Il y avait deux ans à peine qu'une fille de quinze ans avait, dans cette même salle, proclamé elle aussi sa foi, et presque dans les mêmes termes. Elle avait tenu tête à son père, résisté aux coups, et, finalement, le prêtre de Wotan avait dû donner l'ordre de chasser la maudite dans la forêt pour qu'elle y meure de faim... Quand Olaf, à son retour, avait appris ce dénouement tragique, sa douleur avait été telle qu'il avait failli en perdre la raison. Des remords s'ajoutaient à son désespoir, car il croyait fermement avoir attiré le malheur sur Éric en lui donnant pour femme une chrétienne... Olaf passe la main sur son front.

J'ai donc vécu jusqu'à ce jour pour entendre bafouer les dieux sous mon propre toit! gémit-il. Ma propre fille d'abord, puis mon gendre que j'aimais comme un fils... Ah! maudit soit l'esclave chrétien qui a apporté la honte et le malheur dans ma maison! Que ne lui ai-je fendu le crâne lorsqu'il est tombé sous mes coups, lors de l'assaut de ce château!

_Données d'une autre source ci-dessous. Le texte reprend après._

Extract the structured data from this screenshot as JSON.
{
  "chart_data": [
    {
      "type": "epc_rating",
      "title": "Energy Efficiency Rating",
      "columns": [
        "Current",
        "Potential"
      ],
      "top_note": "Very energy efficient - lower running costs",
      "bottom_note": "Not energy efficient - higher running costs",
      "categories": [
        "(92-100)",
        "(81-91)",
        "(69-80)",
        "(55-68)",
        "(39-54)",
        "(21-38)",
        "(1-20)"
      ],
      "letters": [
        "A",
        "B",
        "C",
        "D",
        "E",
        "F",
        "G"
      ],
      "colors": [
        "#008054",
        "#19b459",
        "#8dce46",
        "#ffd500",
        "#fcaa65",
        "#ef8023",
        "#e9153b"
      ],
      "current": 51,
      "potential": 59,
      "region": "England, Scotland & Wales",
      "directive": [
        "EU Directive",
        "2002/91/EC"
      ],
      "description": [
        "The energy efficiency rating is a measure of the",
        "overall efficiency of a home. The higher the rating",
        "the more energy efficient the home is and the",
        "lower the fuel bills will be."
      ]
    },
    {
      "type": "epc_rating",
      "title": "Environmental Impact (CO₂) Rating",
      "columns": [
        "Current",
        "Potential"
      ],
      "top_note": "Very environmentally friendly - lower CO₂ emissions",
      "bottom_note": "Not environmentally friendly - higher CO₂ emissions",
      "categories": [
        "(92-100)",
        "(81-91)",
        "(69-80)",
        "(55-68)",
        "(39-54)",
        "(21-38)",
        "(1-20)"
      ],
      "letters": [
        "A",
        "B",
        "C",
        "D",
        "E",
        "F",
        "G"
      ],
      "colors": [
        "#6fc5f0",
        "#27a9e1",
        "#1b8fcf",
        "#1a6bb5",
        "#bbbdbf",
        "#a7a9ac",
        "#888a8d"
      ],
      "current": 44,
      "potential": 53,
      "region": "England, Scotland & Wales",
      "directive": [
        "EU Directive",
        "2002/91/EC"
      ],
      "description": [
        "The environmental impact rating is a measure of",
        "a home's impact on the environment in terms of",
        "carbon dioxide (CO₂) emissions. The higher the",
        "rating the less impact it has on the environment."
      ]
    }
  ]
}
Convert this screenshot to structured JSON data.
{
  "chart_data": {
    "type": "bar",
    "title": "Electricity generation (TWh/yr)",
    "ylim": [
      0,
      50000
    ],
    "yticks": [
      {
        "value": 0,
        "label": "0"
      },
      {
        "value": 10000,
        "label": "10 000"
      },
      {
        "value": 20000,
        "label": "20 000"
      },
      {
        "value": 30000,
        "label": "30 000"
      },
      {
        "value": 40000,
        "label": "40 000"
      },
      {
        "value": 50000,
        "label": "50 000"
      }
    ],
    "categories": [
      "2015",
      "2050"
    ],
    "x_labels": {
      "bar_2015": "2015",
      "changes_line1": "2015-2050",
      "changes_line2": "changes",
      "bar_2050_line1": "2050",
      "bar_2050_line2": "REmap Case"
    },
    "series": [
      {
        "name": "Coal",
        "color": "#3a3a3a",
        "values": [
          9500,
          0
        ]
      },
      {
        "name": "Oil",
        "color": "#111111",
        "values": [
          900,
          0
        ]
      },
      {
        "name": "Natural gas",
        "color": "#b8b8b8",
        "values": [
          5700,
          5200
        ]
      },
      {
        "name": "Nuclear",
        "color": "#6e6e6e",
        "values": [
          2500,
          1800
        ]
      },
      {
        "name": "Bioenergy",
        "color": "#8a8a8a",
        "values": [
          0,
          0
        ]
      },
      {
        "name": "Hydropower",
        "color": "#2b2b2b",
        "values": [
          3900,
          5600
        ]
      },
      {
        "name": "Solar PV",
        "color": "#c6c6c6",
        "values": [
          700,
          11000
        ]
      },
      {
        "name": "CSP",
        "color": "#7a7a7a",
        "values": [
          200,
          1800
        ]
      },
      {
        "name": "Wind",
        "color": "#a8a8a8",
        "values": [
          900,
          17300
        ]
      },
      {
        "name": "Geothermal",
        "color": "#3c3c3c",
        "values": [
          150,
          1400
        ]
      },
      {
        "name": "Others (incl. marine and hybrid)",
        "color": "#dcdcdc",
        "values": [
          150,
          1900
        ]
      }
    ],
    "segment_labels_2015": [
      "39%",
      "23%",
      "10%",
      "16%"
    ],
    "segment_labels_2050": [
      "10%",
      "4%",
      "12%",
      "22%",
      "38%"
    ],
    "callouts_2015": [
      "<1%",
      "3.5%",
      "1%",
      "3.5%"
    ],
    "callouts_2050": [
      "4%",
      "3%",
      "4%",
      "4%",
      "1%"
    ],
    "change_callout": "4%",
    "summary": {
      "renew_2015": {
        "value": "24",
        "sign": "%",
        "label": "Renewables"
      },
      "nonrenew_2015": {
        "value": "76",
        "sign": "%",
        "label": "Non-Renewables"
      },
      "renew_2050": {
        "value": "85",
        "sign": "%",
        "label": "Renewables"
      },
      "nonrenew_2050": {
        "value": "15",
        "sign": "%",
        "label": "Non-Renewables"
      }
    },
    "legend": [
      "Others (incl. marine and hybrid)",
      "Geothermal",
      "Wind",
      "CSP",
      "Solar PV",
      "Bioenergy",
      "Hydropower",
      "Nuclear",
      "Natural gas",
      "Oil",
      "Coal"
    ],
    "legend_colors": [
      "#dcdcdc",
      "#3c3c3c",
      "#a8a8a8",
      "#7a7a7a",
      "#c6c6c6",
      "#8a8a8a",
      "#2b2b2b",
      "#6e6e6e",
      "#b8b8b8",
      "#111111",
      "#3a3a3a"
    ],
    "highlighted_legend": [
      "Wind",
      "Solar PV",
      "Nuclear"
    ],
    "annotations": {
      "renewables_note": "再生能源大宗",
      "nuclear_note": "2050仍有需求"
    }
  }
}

Thierry de Hauterive n'a pas apporté la honte et le malheur sous ton toit, Olaf! proteste Éric. Si Helga est morte, le prêtre de Wotan est le seul coupable. Et il aurait déjà expié son crime si Thierry ne m'avait pas empêché de le tuer!

Que dis-tu? rugit Olaf. Ce misérable serait ici? Où est-il? où est-il, que je le tue?

Éric commence à s'apercevoir que les appréhensions de son père étaient pleinement justifiées. Il tente d'apaiser Olaf.

Veux-tu m'écouter, Olaf? dit-il en s'efforçant de garder son calme. Laisse-moi d'abord te raconter ce qui s'est passé au pays des Francs où j'étais captif. Ensuite, tu jugeras.

Olaf incline la tête en signe d'assentiment: la demande d'Éric est conforme aux coutumes des Vikings. Il envoie même chercher les guerriers du village et leur fait dire que le fils de Knut est de retour et qu'il a un message à leur donner. Tous arrivent promptement et un cercle attentif se forme autour d'Éric. Tous les regards se fixent sur le jeune homme qui ne peut se défendre contre une certaine émotion. Éric réalise qu'il joue non seulement sa vie — la mort ne lui fait pas peur — mais aussi celle des missionnaires, et que le triomphe ou la défaite de la cause de l'Évangile dépend de ce qu'il va dire. Saura-t-il convaincre ces farouches guerriers?